Desse universo fazem parte não só os cobertores (presentes na produção do artista desde 2009), mas também os portões metálicos com padrões geométricos, muito comuns em casas de São Paulo, que Cidade coleciona como imagens através de fotografias feitas ao longo dos anos. Na série Sociedade Anônima (2024) cinco desses portões são reproduzidos com tinta spray sobre os cobertores. Aqui, cobertores e portões são como uma película ou como elementos de controle, ao mesmo tempo sutil e ostensivo, que marcam a separação entre dentro e fora, espaço privado e espaço público, corpo individual e corpo coletivo. À distância, essas pinturas chamam atenção pela escala, grande o suficiente para deixar o espectador na dúvida se são reproduções em tamanho real ou não.
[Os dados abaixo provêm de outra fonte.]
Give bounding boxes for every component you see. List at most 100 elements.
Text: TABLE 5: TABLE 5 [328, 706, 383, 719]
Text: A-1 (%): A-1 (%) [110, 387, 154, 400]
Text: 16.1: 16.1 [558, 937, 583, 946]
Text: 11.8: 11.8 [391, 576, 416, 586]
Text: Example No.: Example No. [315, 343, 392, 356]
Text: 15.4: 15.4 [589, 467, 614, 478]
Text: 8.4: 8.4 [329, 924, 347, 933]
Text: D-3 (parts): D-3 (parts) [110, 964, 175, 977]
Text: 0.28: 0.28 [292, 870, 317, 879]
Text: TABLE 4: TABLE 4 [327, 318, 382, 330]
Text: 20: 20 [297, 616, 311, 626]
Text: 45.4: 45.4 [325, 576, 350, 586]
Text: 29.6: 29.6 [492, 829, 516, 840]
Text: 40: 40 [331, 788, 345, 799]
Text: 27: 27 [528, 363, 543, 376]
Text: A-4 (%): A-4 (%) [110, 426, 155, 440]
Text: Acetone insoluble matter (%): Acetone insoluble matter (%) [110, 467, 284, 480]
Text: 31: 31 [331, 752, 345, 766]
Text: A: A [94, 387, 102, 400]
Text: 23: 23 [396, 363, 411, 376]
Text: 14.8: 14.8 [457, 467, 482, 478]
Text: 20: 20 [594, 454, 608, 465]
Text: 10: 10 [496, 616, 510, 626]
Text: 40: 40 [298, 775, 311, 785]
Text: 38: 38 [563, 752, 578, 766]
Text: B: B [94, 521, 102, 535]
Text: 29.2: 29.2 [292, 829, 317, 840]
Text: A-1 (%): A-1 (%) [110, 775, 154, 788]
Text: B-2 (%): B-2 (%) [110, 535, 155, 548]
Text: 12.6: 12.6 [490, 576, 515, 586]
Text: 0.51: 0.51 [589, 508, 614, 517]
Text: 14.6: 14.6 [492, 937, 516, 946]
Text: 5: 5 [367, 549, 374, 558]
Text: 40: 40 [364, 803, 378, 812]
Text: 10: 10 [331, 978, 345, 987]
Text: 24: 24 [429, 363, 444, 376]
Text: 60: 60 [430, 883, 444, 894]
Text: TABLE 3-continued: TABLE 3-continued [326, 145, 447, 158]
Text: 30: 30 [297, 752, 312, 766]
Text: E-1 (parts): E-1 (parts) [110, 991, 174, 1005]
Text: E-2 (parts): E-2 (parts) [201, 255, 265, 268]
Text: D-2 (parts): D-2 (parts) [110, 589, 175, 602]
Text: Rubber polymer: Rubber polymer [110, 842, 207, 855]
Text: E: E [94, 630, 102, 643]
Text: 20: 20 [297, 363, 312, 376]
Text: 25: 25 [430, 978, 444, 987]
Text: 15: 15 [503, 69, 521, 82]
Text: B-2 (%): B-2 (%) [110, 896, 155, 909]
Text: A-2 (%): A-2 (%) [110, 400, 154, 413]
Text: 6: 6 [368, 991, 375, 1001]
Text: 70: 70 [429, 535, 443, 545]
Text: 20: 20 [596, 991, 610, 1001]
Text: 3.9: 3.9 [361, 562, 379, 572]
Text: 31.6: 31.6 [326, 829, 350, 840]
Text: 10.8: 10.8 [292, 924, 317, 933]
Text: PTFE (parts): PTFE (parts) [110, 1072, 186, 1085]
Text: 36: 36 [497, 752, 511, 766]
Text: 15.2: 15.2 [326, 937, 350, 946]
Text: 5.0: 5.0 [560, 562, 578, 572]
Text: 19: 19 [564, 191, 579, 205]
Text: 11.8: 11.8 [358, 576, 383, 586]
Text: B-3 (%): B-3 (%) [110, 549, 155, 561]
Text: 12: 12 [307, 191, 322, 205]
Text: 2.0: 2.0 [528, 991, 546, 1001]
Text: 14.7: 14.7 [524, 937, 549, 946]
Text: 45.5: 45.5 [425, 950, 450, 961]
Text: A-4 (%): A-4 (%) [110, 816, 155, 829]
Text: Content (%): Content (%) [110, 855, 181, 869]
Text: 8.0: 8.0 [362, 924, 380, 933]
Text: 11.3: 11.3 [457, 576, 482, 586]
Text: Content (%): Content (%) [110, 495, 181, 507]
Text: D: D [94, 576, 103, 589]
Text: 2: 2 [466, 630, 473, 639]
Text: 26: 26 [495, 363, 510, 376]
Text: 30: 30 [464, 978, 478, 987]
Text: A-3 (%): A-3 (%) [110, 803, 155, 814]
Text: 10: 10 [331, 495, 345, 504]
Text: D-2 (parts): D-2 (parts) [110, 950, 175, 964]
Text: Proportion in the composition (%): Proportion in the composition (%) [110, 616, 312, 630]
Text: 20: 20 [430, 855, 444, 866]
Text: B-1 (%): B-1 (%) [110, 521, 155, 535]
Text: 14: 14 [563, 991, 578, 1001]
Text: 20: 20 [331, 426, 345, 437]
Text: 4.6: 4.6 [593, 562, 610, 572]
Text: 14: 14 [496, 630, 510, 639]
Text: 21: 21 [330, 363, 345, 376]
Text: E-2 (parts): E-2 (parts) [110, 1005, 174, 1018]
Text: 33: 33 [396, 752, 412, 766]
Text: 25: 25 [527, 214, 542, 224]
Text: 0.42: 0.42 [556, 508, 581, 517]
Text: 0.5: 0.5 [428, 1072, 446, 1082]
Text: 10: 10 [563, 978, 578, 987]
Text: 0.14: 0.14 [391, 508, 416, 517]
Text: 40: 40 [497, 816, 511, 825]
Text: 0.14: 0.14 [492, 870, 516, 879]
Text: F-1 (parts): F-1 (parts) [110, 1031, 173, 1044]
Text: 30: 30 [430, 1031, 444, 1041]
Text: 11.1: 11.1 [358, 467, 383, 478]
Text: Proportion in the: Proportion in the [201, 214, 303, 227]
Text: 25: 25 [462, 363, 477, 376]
A dureza das linhas brancas contrasta com a maleabilidade do material, preso diretamente na parede. Vistas mais de perto, nos fazem pensar no investimento físico do artista na realização dessas pinturas de grande dimensão e também perceber que o cinza que vemos de longe é na verdade constituído por diferentes texturas e cores de todos os materiais que foram prensados para fazer o tecido. 
 
Nem todos os portões são anônimos. O maior deles, reproduzido em uma pintura de quase dois metros de altura e cinco de comprimento, ficava na entrada da Casa Modernista, localizada na Rua Santa Cruz, no bairro da Vila Mariana, zona sul de São Paulo. Projetada pelo arquiteto ucraniano Gregori Warchavchik (1896-1972) em 1927 e construída em 1928, a residência (que hoje encontra-se em reforma para abrigar o Museu da Casa Brasileira) é considerada a primeira obra de arquitetura moderna realizada no Brasil. E aqui temos outro caminho de investigação recorrente na produção de Marcelo Cidade: o questionamento dos ideais modernistas no Brasil, especialmente seu interesse pela coletividade e sua crença no progresso econômico e social brasileiro, não só através de referência à arquitetura, mas também às artes visuais.
 
Em Pânico na Zona Sul, a série Sociedade Anônima divide o espaço expositivo com três obras da série Projeto (re)construtivo, reproduzindo sobre os cobertores, pinturas icônicas de três importantes artistas parte da herança construtiva brasileira: Judith Lauand (1922-2022), única mulher a ter feito parte oficialmente do Grupo Ruptura (SP, 1952) – um marco histórico do movimento construtivo no Brasil; Ivan Serpa (1923-1973), um dos precursores da abstração geométrica no Brasil e professor da maioria dos artistas integrantes de outro marco histórico desse momento: o Grupo Frente (RJ, 1954); e Alfredo Volpi (1896-1988), pintor ítalo-brasileiro da segunda geração do modernismo, cujo caráter construtivo de sua pintura a partir da simplificação de formas comuns, como as bandeiras das festas de São João, fez com que fosse considerado uma espécie de precursor da discussão abstrato-geométrica na arte brasileira.
 
Vistas em conjunto, as duas séries evidenciam como Marcelo Cidade sobrepõe em muitas de suas obras o espaço urbano e o sistema de arte. Ao levar elementos e procedimentos da rua para o espaço expositivo, ou, ao contrário, ao utilizar o espaço urbano como lugar para uma intervenção artística, é como se o artista apostasse no estranhamento e no desconforto que esses deslocamentos causam. Eles parecem chamar atenção para como esses dois espaços, idealmente marcados por certa ideia de liberdade, são fortemente regidos por sistemas, convenções, normas e ferramentas de controle e condicionamento.
 
O terceiro trabalho desta exposição, Hiper memória arquitetônica [galeria Athena] (2024) é um exemplo dessa dinâmica. Na fachada branca que abriga o espaço expositivo, chapas metálicas usadas pela construção civil desenham outra fachada, em referência a outra construção que ocupou aquele mesmo espaço antes. É como um fantasma, que habita os grandes centros urbanos, em constante mudança por conta da especulação imobiliária, mas habita também o sistema de arte, historicamente construído a partir de dinâmicas de poder e interesses fora do campo da própria arte.